The celestial being who would become Satan had many names in heaven. Most of Western tradition identifies him as Lucifer, the Morning Star, the most brilliant of all the denizens of the empyrean. He is Sammael, according to the rabbinical literature of the 4th and 5th centuries A.D., highest of those who flit around the throne of God, created above the seraphim and distinguished from others by the fact that he possessed twice the maximum allotment of wings: 12. To Muslims, he is Iblis, a word perhaps derived from the Greek diabolos, the proudest of all God's creatures. And it was pride that would lead to Satan's rebellion and eventual expulsion from heaven. But even in the depths of hell, he retained an awe-inspiring dignity. In the words of Milton's Paradise Lost, "With grave aspect he rose, and in his rising seemed a pillar of state . . . princely counsel in his face yet shone, majestic though in ruin."

It is that irrepressible pride that has given the chief of the fallen angels such power to tempt humankind. If humankind was created just a little lower than the angels, what are we to make of an angel who has failed?
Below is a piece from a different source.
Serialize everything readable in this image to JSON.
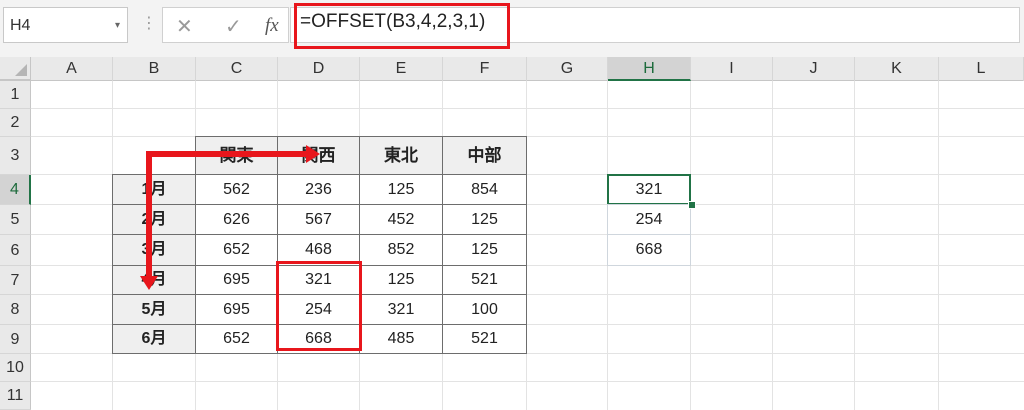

Is he then not just like us -- yet immortally so? For poets like Milton, Satan was the archetypal antihero, the rebel waging eternal guerrilla warfare against his Creator. "To reign is worth ambition though in hell: Better to reign in hell than serve in heav'n." Indeed, to some, Satan even provides lessons in piety. The Sufis, the mystics of Islam, imagined that the pride of Iblis may have been blind ideological purity, a supremely flawed political correctness. According to one account, when he was asked to bow before Adam, God's newest and best-beloved creation, Iblis refused. "There is only one God," he declared, "and I will make obeisance only to Him." More of a monotheist than God himself, Iblis was banished from Heaven.

Christian legends are different. Lucifer vaingloriously sought to overturn the regime in heaven and waged war against God's loyalists. Defeated by the Archangel Michael, the angel who would be God was cast into his inferno, to brood in the darkness, "hatching vain empires." With him went about a third of the heavenly host, a horde of fallen angels.